Debatepedia is a great new addition to the ecosystem of Wikipedia spin-offs. It is a collection of debate topics run curated by the International Debate Education Association for the benefit of student debaters. The topics are carefully broken down into subquestions, with pros and cons logically presented, with links to evidence and advocacy groups.
They of course have pages devoted to current hot topics, like death penalty and same-sex marriage, as well as controversies I was unaware of, like goat-giving at Christmas.
This seems like a great resource for people interested in learning more about an issue, either to help understand all of the viewpoints, or to brush up on their opponents’ likely counter-arguments.

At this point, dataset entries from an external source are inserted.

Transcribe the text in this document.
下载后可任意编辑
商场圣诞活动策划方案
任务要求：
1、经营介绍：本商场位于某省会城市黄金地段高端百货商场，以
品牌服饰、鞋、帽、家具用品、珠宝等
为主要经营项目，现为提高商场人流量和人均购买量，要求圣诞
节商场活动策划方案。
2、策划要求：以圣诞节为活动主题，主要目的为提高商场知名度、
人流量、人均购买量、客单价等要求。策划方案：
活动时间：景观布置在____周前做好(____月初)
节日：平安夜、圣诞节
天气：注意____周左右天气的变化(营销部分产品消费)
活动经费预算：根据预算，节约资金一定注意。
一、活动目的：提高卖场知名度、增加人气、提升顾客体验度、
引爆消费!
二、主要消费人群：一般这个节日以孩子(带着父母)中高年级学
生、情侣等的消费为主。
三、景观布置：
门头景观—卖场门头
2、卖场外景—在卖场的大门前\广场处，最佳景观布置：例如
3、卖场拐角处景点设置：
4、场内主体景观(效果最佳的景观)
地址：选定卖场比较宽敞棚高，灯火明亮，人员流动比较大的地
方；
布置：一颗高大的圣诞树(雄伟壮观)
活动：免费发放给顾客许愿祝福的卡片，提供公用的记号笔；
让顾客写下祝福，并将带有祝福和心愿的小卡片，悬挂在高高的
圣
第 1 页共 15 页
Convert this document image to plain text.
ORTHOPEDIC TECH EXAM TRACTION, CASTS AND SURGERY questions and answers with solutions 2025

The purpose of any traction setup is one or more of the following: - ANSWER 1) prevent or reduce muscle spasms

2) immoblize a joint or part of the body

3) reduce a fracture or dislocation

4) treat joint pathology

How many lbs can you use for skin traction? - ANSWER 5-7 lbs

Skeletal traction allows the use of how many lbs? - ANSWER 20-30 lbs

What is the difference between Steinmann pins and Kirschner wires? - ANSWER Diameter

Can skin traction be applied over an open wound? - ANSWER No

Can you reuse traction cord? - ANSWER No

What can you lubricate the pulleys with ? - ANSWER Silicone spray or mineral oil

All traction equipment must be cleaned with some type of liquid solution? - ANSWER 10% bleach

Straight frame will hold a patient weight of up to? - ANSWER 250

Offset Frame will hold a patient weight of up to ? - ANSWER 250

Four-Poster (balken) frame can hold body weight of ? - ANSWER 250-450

I would love to see historical debating points. The topics on Debatepedia are all current controversies. What about issues which are well-resolved now but were controversial in the past? What would the Debatepedia of 1907 or 1807 or even 1507 look like? Should women be given the right to vote? Is slavery acceptable? Can witchcraft be detected and cured? I think it would be fascinating to see how reasonable people of those times argued these points.
Some time ago I was talking with a friend (Gadi Evron) about viewing wikipedia as an historical mirror of a culture\society. Consider:
Wikipedia is partly a mirror of cultural consensus rather than facts. This may be clearly seen by the fact that Wikipedia entries in different languages may be different. Since articles in Wikipedia usually contain the '*current* concensus', looking at historical backups of Wikipedia might be highly educational. A drug that was considered non-harmful will now be considered harmful. A technology that was 'all the rage' will now be seen differently, and so on.
Using Debatepedia for this instead of Wikipedia will make it even more useful.